Zhang Jing sait pas jouer la comédie il c’est un peut amélioré depuis, dans master z il commence a dégager quelque chose. T’as vu invincible dragon qu’il a fait l’année dernière un nanar assez drôle avec un final sous drogue dure, bizarrement réalisé par Fruit Chan un mec quia fait de super film avant, Made in Hong Kong, durian durian, Little Chung, The midnight after…

Feroner
Éditeur
Reply to  Cherycok
9 mai 2020 14:19

Oui je te comprends dans ce film SPOILER il a un tatouage qui est un dragon qui est vivant et ce matérialise pour le dernier combat c’est totalement ridicule.

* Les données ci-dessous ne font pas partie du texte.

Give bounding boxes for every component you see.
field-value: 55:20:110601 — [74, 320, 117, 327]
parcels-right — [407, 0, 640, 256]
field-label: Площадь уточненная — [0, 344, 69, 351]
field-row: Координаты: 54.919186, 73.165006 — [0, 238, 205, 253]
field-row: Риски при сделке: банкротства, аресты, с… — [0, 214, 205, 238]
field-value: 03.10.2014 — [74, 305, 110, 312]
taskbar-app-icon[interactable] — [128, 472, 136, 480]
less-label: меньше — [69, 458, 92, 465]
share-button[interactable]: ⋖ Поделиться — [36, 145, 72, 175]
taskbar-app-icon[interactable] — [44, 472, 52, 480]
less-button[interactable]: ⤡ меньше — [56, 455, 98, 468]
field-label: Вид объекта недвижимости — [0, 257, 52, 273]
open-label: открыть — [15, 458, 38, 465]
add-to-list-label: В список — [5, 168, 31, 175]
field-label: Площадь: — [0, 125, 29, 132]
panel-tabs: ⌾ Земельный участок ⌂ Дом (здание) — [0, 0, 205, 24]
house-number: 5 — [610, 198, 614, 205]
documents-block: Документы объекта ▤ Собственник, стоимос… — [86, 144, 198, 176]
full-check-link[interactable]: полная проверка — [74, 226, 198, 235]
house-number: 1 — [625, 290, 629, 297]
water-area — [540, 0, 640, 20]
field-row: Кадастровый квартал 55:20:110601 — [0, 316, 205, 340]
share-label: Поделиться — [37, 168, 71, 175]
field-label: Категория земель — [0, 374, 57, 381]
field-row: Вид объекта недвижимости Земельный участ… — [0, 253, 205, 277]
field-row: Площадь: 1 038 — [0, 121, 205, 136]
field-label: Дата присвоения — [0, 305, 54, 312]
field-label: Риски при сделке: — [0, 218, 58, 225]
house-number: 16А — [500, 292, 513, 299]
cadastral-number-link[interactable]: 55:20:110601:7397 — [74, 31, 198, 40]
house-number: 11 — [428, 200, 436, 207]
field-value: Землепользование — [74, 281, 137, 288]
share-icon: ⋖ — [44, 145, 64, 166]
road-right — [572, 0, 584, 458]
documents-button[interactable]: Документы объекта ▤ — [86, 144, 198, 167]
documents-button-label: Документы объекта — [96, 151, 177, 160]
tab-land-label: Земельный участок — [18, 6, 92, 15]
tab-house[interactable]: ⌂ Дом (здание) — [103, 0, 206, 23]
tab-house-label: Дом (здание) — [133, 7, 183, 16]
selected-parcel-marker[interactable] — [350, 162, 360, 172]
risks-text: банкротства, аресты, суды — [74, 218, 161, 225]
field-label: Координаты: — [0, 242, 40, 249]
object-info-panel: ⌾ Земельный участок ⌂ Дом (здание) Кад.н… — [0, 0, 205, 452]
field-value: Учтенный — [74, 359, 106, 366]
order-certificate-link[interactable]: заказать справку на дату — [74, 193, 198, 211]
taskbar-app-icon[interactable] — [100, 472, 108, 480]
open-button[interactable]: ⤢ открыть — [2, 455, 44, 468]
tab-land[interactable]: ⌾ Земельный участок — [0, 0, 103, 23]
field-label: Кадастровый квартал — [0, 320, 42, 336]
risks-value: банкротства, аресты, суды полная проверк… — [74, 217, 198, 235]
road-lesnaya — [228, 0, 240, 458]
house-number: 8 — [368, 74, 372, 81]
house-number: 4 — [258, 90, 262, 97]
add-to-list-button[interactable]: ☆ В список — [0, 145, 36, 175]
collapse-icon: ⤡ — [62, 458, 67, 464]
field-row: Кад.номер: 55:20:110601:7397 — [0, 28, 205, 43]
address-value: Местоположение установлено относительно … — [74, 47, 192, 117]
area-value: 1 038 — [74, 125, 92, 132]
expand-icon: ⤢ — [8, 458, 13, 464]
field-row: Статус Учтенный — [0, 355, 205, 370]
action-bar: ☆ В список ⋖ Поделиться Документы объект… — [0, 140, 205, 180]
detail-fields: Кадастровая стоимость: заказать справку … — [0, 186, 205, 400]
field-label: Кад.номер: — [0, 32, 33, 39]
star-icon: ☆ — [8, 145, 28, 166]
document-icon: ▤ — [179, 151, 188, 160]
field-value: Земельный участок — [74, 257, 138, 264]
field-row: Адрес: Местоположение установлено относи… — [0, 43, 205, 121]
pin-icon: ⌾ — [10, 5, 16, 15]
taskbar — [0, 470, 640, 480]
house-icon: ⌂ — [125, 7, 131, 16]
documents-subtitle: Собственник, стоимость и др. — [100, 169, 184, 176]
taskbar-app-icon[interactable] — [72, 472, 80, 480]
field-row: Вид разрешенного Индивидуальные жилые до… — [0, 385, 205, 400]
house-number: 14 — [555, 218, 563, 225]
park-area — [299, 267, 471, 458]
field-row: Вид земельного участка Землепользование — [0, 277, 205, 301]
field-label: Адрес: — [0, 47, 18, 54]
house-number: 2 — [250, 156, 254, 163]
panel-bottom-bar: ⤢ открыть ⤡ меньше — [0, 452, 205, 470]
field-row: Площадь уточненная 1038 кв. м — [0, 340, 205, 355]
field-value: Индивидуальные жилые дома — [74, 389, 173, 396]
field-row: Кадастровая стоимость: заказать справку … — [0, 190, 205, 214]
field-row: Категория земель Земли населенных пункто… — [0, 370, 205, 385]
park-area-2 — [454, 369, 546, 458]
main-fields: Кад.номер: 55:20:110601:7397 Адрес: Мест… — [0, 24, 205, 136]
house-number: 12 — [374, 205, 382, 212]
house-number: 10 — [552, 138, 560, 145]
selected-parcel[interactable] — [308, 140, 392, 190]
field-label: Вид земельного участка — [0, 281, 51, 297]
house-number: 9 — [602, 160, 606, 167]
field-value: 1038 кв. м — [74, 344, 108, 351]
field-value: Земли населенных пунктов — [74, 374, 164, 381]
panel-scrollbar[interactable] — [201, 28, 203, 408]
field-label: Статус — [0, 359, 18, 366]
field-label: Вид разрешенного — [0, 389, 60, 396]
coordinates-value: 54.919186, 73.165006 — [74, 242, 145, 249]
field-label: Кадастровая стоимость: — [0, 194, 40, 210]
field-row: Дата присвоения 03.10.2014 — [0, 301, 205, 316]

Il devient gros un peut comme Donnie dans enter the fat dragon mais c’est super mal fait le mec est tout mince avec un gros ventre comme une femme enceinte, ventre en plastique évidemment. Le tout super sérieux Zhang Jing frime a mort look de keke a la Donnie l’action est pas mal c’est assez court film complètement foiré mais drôle au second degré, rythmé et court.

Feroner
Éditeur
Reply to  Feroner
9 mai 2020 14:25

J’ai oublié de préciser que ce truc est sorti en France et pas
Chassing the dragon, SPL 2, Call of hero, brotherhood of blade… Dingue ils sortent vraiment n’importe quoi.

Faze
Faze
11 mai 2020 23:10

Fruit Chan fait aussi dans la castagne ??
Dans mes souvenirs il était plutôt film comédie dramatique voire social … ou alors je suis complètement à côté de la plaque , ce qui serait pas étonnant , mon cinéma asiatique commence à rouiller.